Prix d’un syndic de copropriété : grille tarifaire et erreurs de calcul

Mai 24, 2026 | Guide Syndic

Le prix d’un syndic de copropriété est l’un des sujets les plus sensibles en gestion d’immeuble. La grille tarifaire d’un syndic peut sembler simple en apparence, mais elle recèle de nombreuses subtilités : forfait de base, prestations particulières, honoraires sur travaux. Les copropriétaires comparent souvent les contrats à partir du seul forfait annuel, sans intégrer ces autres composantes, ce qui fausse les calculs.

Cet article décortique la grille tarifaire d’un syndic de copropriété en 2026, explique les composantes du prix, met en garde contre les erreurs de calcul fréquentes, et présente les leviers d’optimisation accessibles à toute copropriété.
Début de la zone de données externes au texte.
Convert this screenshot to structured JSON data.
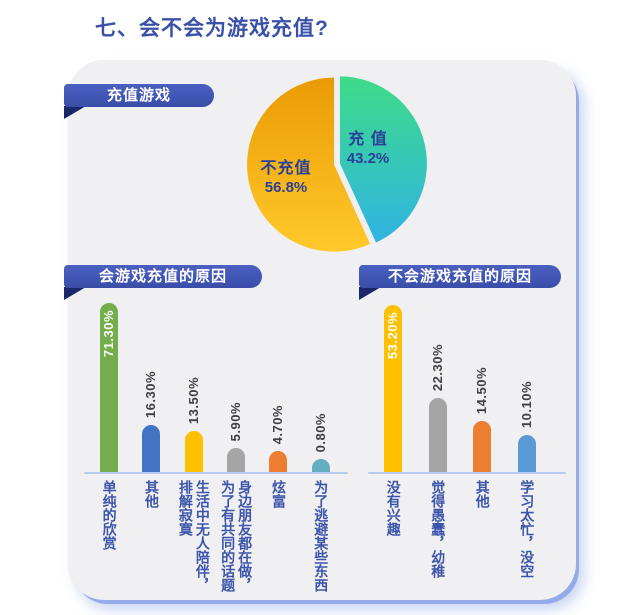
{
  "page": {
    "title": "七、会不会为游戏充值?"
  },
  "colors": {
    "title_text": "#3a51a9",
    "banner_bg": "#3a4ea8",
    "banner_fold": "#1a2768",
    "card_bg": "#f0f0f2",
    "card_edge_glow": "#93abe8",
    "axis_line": "#b5cbf0",
    "value_label": "#3f3f3f",
    "category_label": "#3c55aa",
    "pie_label_text": "#2a3f97"
  },
  "chart_data": [
    {
      "type": "pie",
      "title": "充值游戏",
      "legend_position": "labels-on-slices",
      "slices": [
        {
          "label": "充 值",
          "value": 43.2,
          "display": "43.2%",
          "color_top": "#3fdb89",
          "color_bottom": "#2fb4e2"
        },
        {
          "label": "不充值",
          "value": 56.8,
          "display": "56.8%",
          "color_top": "#ea9b04",
          "color_bottom": "#ffc92b"
        }
      ]
    },
    {
      "type": "bar",
      "title": "会游戏充值的原因",
      "categories": [
        "单纯的欣赏",
        "其他",
        "生活中无人陪伴，排解寂寞",
        "身边朋友都在做，为了有共同的话题",
        "炫富",
        "为了逃避某些东西"
      ],
      "values": [
        71.3,
        16.3,
        13.5,
        5.9,
        4.7,
        0.8
      ],
      "value_labels": [
        "71.30%",
        "16.30%",
        "13.50%",
        "5.90%",
        "4.70%",
        "0.80%"
      ],
      "bar_colors": [
        "#74ad4b",
        "#4472c4",
        "#ffc000",
        "#a5a5a5",
        "#ed7d31",
        "#64aec2"
      ],
      "xlabel": "",
      "ylabel": "",
      "grid": false,
      "ylim": [
        0,
        80
      ]
    },
    {
      "type": "bar",
      "title": "不会游戏充值的原因",
      "categories": [
        "没有兴趣",
        "觉得愚蠢，幼稚",
        "其他",
        "学习太忙，没空"
      ],
      "values": [
        53.2,
        22.3,
        14.5,
        10.1
      ],
      "value_labels": [
        "53.20%",
        "22.30%",
        "14.50%",
        "10.10%"
      ],
      "bar_colors": [
        "#ffc000",
        "#a5a5a5",
        "#ed7d31",
        "#5b9bd5"
      ],
      "xlabel": "",
      "ylabel": "",
      "grid": false,
      "ylim": [
        0,
        60
      ]
    }
  ]
}
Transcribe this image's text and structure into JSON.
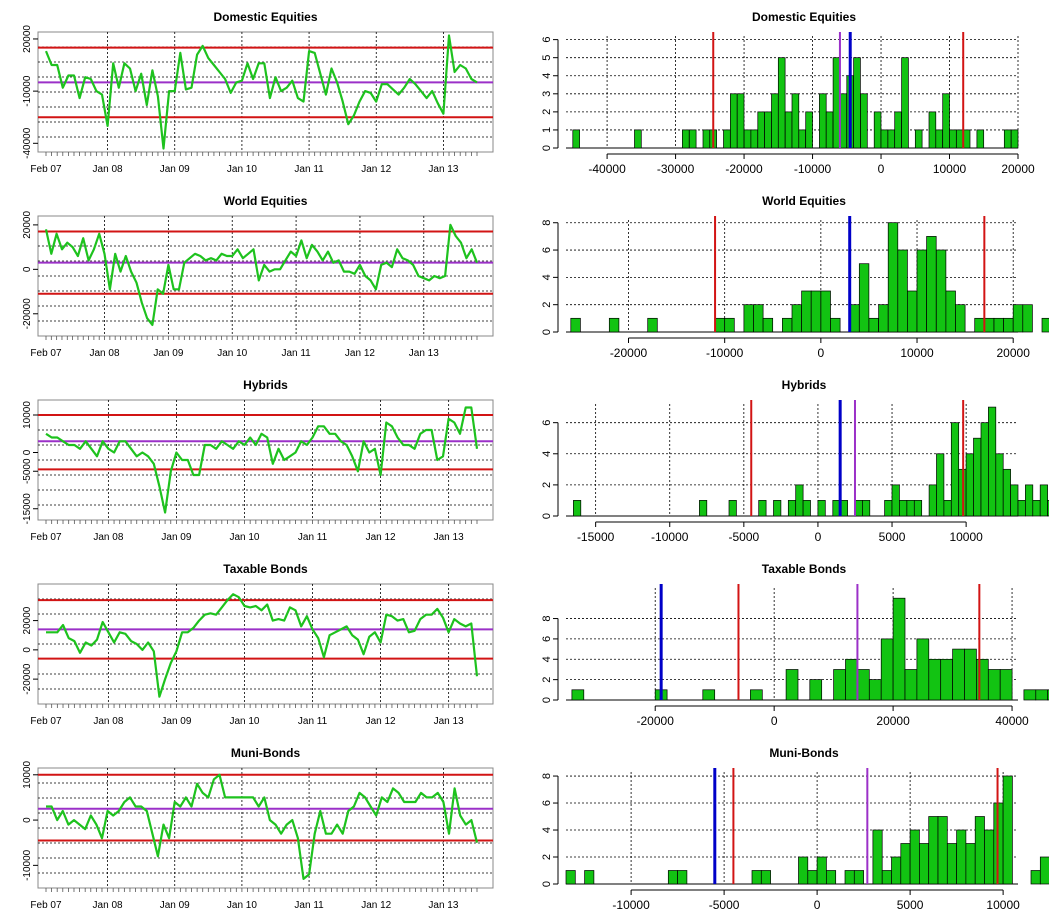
{
  "colors": {
    "line": "#1ec21e",
    "bar_fill": "#12c312",
    "mean": "#9b30c8",
    "bounds": "#d21414",
    "current": "#0000c8",
    "grid": "#000000",
    "frame": "#888888"
  },
  "chart_data": [
    {
      "id": "ts-domestic",
      "type": "line",
      "title": "Domestic Equities",
      "xlabel": "",
      "ylabel": "",
      "x_tick_labels": [
        "Feb 07",
        "Jan 08",
        "Jan 09",
        "Jan 10",
        "Jan 11",
        "Jan 12",
        "Jan 13"
      ],
      "x_tick_months": [
        0,
        11,
        23,
        35,
        47,
        59,
        71
      ],
      "y_ticks": [
        -40000,
        -10000,
        20000
      ],
      "ylim": [
        -45000,
        24000
      ],
      "mean": -5000,
      "upper": 15000,
      "lower": -25000,
      "series": [
        {
          "name": "Domestic Equities",
          "values": [
            13000,
            5000,
            5000,
            -8000,
            -1000,
            -1000,
            -14000,
            -2000,
            -3000,
            -10000,
            -12000,
            -30000,
            6000,
            -8000,
            6000,
            3000,
            -10000,
            0,
            -18000,
            2000,
            -13000,
            -43000,
            -10000,
            -10000,
            12000,
            -9000,
            -8000,
            11000,
            16000,
            9000,
            5000,
            1000,
            -3000,
            -11000,
            -5000,
            -4000,
            6000,
            -3000,
            6000,
            6000,
            -14000,
            -2000,
            -10000,
            -8000,
            -4000,
            -14000,
            -16000,
            13000,
            12000,
            0,
            -12000,
            3000,
            -5000,
            -16000,
            -29000,
            -24000,
            -16000,
            -10000,
            -11000,
            -16000,
            -6000,
            -6000,
            -9000,
            -12000,
            -8000,
            -3000,
            -6000,
            -10000,
            -14000,
            -10000,
            -17000,
            -23000,
            22000,
            1000,
            5000,
            3000,
            -3000,
            -5000
          ]
        }
      ]
    },
    {
      "id": "hist-domestic",
      "type": "bar",
      "title": "Domestic Equities",
      "x_ticks": [
        -40000,
        -30000,
        -20000,
        -10000,
        0,
        10000,
        20000
      ],
      "y_ticks": [
        0,
        1,
        2,
        3,
        4,
        5,
        6
      ],
      "xlim": [
        -46000,
        20000
      ],
      "ylim": [
        0,
        6.2
      ],
      "bin_start": -45000,
      "bin_width": 1000,
      "counts": [
        1,
        0,
        0,
        0,
        0,
        0,
        0,
        0,
        0,
        1,
        0,
        0,
        0,
        0,
        0,
        0,
        1,
        1,
        0,
        1,
        1,
        0,
        1,
        3,
        3,
        1,
        1,
        2,
        2,
        3,
        5,
        2,
        3,
        1,
        2,
        0,
        3,
        2,
        5,
        3,
        4,
        5,
        3,
        0,
        2,
        1,
        1,
        2,
        5,
        0,
        1,
        0,
        2,
        1,
        3,
        1,
        1,
        1,
        0,
        1,
        0,
        0,
        0,
        1,
        1
      ],
      "mean": -6000,
      "current": -4500,
      "lower": -24500,
      "upper": 12000
    },
    {
      "id": "ts-world",
      "type": "line",
      "title": "World Equities",
      "x_tick_labels": [
        "Feb 07",
        "Jan 08",
        "Jan 09",
        "Jan 10",
        "Jan 11",
        "Jan 12",
        "Jan 13"
      ],
      "x_tick_months": [
        0,
        11,
        23,
        35,
        47,
        59,
        71
      ],
      "y_ticks": [
        -20000,
        0,
        20000
      ],
      "ylim": [
        -30000,
        24000
      ],
      "mean": 3000,
      "upper": 17000,
      "lower": -11000,
      "series": [
        {
          "name": "World Equities",
          "values": [
            18000,
            7000,
            16000,
            9000,
            12000,
            10000,
            6000,
            14000,
            4000,
            9000,
            16000,
            7000,
            -9000,
            7000,
            -1000,
            6000,
            -1000,
            -6000,
            -15000,
            -22000,
            -25000,
            -9000,
            -11000,
            2000,
            -9000,
            -9000,
            3000,
            5000,
            7000,
            6000,
            4000,
            5000,
            4000,
            7000,
            6000,
            6000,
            9000,
            5000,
            7000,
            9000,
            -5000,
            2000,
            -1000,
            0,
            0,
            4000,
            8000,
            6000,
            13000,
            5000,
            11000,
            8000,
            4000,
            8000,
            3000,
            4000,
            -1000,
            -1000,
            -2000,
            2000,
            -3000,
            -5000,
            -9000,
            2000,
            3000,
            1000,
            9000,
            5000,
            4000,
            2000,
            -3000,
            -4000,
            -5000,
            -3000,
            -4000,
            -3000,
            20000,
            15000,
            12000,
            5000,
            9000,
            3000
          ]
        }
      ]
    },
    {
      "id": "hist-world",
      "type": "bar",
      "title": "World Equities",
      "x_ticks": [
        -20000,
        -10000,
        0,
        10000,
        20000
      ],
      "y_ticks": [
        0,
        2,
        4,
        6,
        8
      ],
      "xlim": [
        -26500,
        20500
      ],
      "ylim": [
        0,
        8.2
      ],
      "bin_start": -26000,
      "bin_width": 1000,
      "counts": [
        1,
        0,
        0,
        0,
        1,
        0,
        0,
        0,
        1,
        0,
        0,
        0,
        0,
        0,
        0,
        1,
        1,
        0,
        2,
        2,
        1,
        0,
        1,
        2,
        3,
        3,
        3,
        1,
        0,
        2,
        5,
        1,
        2,
        8,
        6,
        3,
        6,
        7,
        6,
        3,
        2,
        0,
        1,
        1,
        1,
        1,
        2,
        2,
        0,
        1
      ],
      "mean": 3000,
      "current": 3000,
      "lower": -11000,
      "upper": 17000
    },
    {
      "id": "ts-hybrids",
      "type": "line",
      "title": "Hybrids",
      "x_tick_labels": [
        "Feb 07",
        "Jan 08",
        "Jan 09",
        "Jan 10",
        "Jan 11",
        "Jan 12",
        "Jan 13"
      ],
      "x_tick_months": [
        0,
        11,
        23,
        35,
        47,
        59,
        71
      ],
      "y_ticks": [
        -15000,
        -5000,
        0,
        10000
      ],
      "ylim": [
        -18000,
        14000
      ],
      "mean": 3000,
      "upper": 10000,
      "lower": -4500,
      "series": [
        {
          "name": "Hybrids",
          "values": [
            5000,
            4000,
            4000,
            3000,
            2000,
            2000,
            1000,
            3000,
            1000,
            -1000,
            3000,
            1000,
            0,
            3000,
            3000,
            1000,
            -1000,
            0,
            -1000,
            -3000,
            -9000,
            -16000,
            -5000,
            0,
            -2000,
            -2000,
            -6000,
            -6000,
            2000,
            2000,
            1000,
            3000,
            2000,
            1000,
            3000,
            2000,
            4000,
            2000,
            5000,
            4000,
            -3000,
            1000,
            -2000,
            -1000,
            0,
            3000,
            2000,
            4000,
            7000,
            7000,
            5000,
            5000,
            3000,
            2000,
            -1000,
            -5000,
            3000,
            0,
            1000,
            -6000,
            8000,
            7000,
            4000,
            2000,
            2000,
            1000,
            5000,
            6000,
            6000,
            -2000,
            -1000,
            9000,
            8000,
            5000,
            12000,
            12000,
            1000
          ]
        }
      ]
    },
    {
      "id": "hist-hybrids",
      "type": "bar",
      "title": "Hybrids",
      "x_ticks": [
        -15000,
        -10000,
        -5000,
        0,
        5000,
        10000
      ],
      "y_ticks": [
        0,
        2,
        4,
        6
      ],
      "xlim": [
        -17000,
        13500
      ],
      "ylim": [
        0,
        7.2
      ],
      "bin_start": -16500,
      "bin_width": 500,
      "counts": [
        1,
        0,
        0,
        0,
        0,
        0,
        0,
        0,
        0,
        0,
        0,
        0,
        0,
        0,
        0,
        0,
        0,
        1,
        0,
        0,
        0,
        1,
        0,
        0,
        0,
        1,
        0,
        1,
        0,
        1,
        2,
        1,
        0,
        1,
        0,
        1,
        1,
        0,
        1,
        1,
        0,
        0,
        1,
        2,
        1,
        1,
        1,
        0,
        2,
        4,
        1,
        6,
        3,
        4,
        5,
        6,
        7,
        4,
        3,
        2,
        1,
        2,
        1,
        2,
        1,
        1,
        1,
        2,
        1,
        0,
        1,
        0,
        1,
        0,
        0,
        0,
        1,
        1
      ],
      "mean": 2500,
      "current": 1500,
      "lower": -4500,
      "upper": 9800
    },
    {
      "id": "ts-taxable",
      "type": "line",
      "title": "Taxable Bonds",
      "x_tick_labels": [
        "Feb 07",
        "Jan 08",
        "Jan 09",
        "Jan 10",
        "Jan 11",
        "Jan 12",
        "Jan 13"
      ],
      "x_tick_months": [
        0,
        11,
        23,
        35,
        47,
        59,
        71
      ],
      "y_ticks": [
        -20000,
        0,
        20000
      ],
      "ylim": [
        -37000,
        45000
      ],
      "mean": 14000,
      "upper": 34000,
      "lower": -6000,
      "series": [
        {
          "name": "Taxable Bonds",
          "values": [
            12000,
            12000,
            12000,
            17000,
            8000,
            6000,
            -2000,
            5000,
            3000,
            7000,
            19000,
            12000,
            5000,
            12000,
            11000,
            6000,
            4000,
            0,
            5000,
            -1000,
            -32000,
            -20000,
            -9000,
            -1000,
            12000,
            12000,
            15000,
            20000,
            24000,
            25000,
            24000,
            29000,
            34000,
            38000,
            36000,
            30000,
            29000,
            30000,
            27000,
            31000,
            20000,
            21000,
            20000,
            29000,
            27000,
            16000,
            23000,
            14000,
            8000,
            -5000,
            10000,
            12000,
            14000,
            16000,
            10000,
            7000,
            -3000,
            9000,
            12000,
            5000,
            24000,
            23000,
            20000,
            21000,
            12000,
            13000,
            21000,
            24000,
            24000,
            28000,
            22000,
            12000,
            21000,
            18000,
            16000,
            18000,
            -18000
          ]
        }
      ]
    },
    {
      "id": "hist-taxable",
      "type": "bar",
      "title": "Taxable Bonds",
      "x_ticks": [
        -20000,
        0,
        20000,
        40000
      ],
      "y_ticks": [
        0,
        2,
        4,
        6,
        8
      ],
      "xlim": [
        -35000,
        41000
      ],
      "ylim": [
        0,
        11
      ],
      "bin_start": -34000,
      "bin_width": 2000,
      "counts": [
        1,
        0,
        0,
        0,
        0,
        0,
        0,
        1,
        0,
        0,
        0,
        1,
        0,
        0,
        0,
        1,
        0,
        0,
        3,
        0,
        2,
        0,
        3,
        4,
        3,
        2,
        6,
        10,
        3,
        6,
        4,
        4,
        5,
        5,
        4,
        3,
        3,
        0,
        1,
        1,
        1,
        1
      ],
      "mean": 14000,
      "current": -19000,
      "lower": -6000,
      "upper": 34500
    },
    {
      "id": "ts-muni",
      "type": "line",
      "title": "Muni-Bonds",
      "x_tick_labels": [
        "Feb 07",
        "Jan 08",
        "Jan 09",
        "Jan 10",
        "Jan 11",
        "Jan 12",
        "Jan 13"
      ],
      "x_tick_months": [
        0,
        11,
        23,
        35,
        47,
        59,
        71
      ],
      "y_ticks": [
        -10000,
        0,
        10000
      ],
      "ylim": [
        -15000,
        11500
      ],
      "mean": 2500,
      "upper": 10000,
      "lower": -4500,
      "series": [
        {
          "name": "Muni-Bonds",
          "values": [
            3000,
            3000,
            0,
            2000,
            -1000,
            0,
            -1000,
            -2000,
            1000,
            -1000,
            -4000,
            2000,
            1000,
            2000,
            4000,
            5000,
            3000,
            3000,
            2000,
            -3000,
            -8000,
            -1000,
            -4000,
            4000,
            3000,
            5000,
            3000,
            8000,
            6000,
            5000,
            9000,
            10000,
            5000,
            5000,
            5000,
            5000,
            5000,
            5000,
            3000,
            5000,
            0,
            -1000,
            -3000,
            -1000,
            0,
            -4000,
            -13000,
            -12000,
            -3000,
            2000,
            -3000,
            -3000,
            -1000,
            -3000,
            2000,
            3000,
            6000,
            5000,
            3000,
            1000,
            5000,
            4000,
            7000,
            6000,
            4000,
            4000,
            4000,
            6000,
            5000,
            5000,
            6000,
            4000,
            -3000,
            7000,
            1000,
            -1000,
            0,
            -5000
          ]
        }
      ]
    },
    {
      "id": "hist-muni",
      "type": "bar",
      "title": "Muni-Bonds",
      "x_ticks": [
        -10000,
        -5000,
        0,
        5000,
        10000
      ],
      "y_ticks": [
        0,
        2,
        4,
        6,
        8
      ],
      "xlim": [
        -13500,
        10800
      ],
      "ylim": [
        0,
        8.3
      ],
      "bin_start": -13500,
      "bin_width": 500,
      "counts": [
        1,
        0,
        1,
        0,
        0,
        0,
        0,
        0,
        0,
        0,
        0,
        1,
        1,
        0,
        0,
        0,
        0,
        0,
        0,
        0,
        1,
        1,
        0,
        0,
        0,
        2,
        1,
        2,
        1,
        0,
        1,
        1,
        0,
        4,
        1,
        2,
        3,
        4,
        3,
        5,
        5,
        3,
        4,
        3,
        5,
        4,
        6,
        8,
        0,
        0,
        1,
        2,
        1,
        0,
        0,
        0,
        0,
        1,
        0,
        1
      ],
      "mean": 2700,
      "current": -5500,
      "lower": -4500,
      "upper": 9700
    }
  ]
}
Vous y trouverez les éléments à comparer ligne à ligne dans un contrat de syndic.

Léa Syndic adopte une approche transparente sur sa tarification : un contrat clair, des prestations détaillées et une facturation conforme au modèle réglementaire.

Comment se compose le prix d’un syndic de copropriété ?

Le prix d’un syndic de copropriété se compose, depuis la loi ALUR et le décret du 26 mars 2015, de deux grandes catégories : le forfait de base, qui couvre les prestations courantes, et les prestations particulières, qui font l’objet d’une facturation séparée. Cette dichotomie est imposée par la réglementation : tout ce qui n’entre pas dans le forfait de base doit figurer dans une liste limitative de prestations particulières.

Cette structure tarifaire a été conçue pour apporter de la transparence et faciliter la comparaison entre syndics. Encore faut-il savoir ce qui se cache derrière chaque ligne.

Le forfait de base : ce qu’il doit inclure

Le forfait de base couvre la gestion courante de la copropriété. Il inclut, conformément à la liste réglementaire :

  • La tenue de la comptabilité courante et l’établissement des appels de fonds.
  • La préparation, la convocation et la tenue de l’assemblée générale annuelle ordinaire (une AG par an).
  • La rédaction et la notification du procès-verbal d’AG.
  • Le suivi des fournisseurs courants (eau, électricité des parties communes, ascenseur, nettoyage, gardiennage).
  • La gestion administrative courante : courriers, prise de rendez-vous, suivi des contrats.
  • La gestion du personnel éventuel de la copropriété (gardien, employé d’immeuble).
  • L’accès au registre des copropriétaires et au carnet d’entretien.
  • L’archivage des documents de la copropriété.

Tout syndic professionnel doit proposer un forfait incluant ces prestations a minima. Si une prestation usuelle est exclue du forfait pour être facturée à part, c’est un point de vigilance important au moment de la comparaison.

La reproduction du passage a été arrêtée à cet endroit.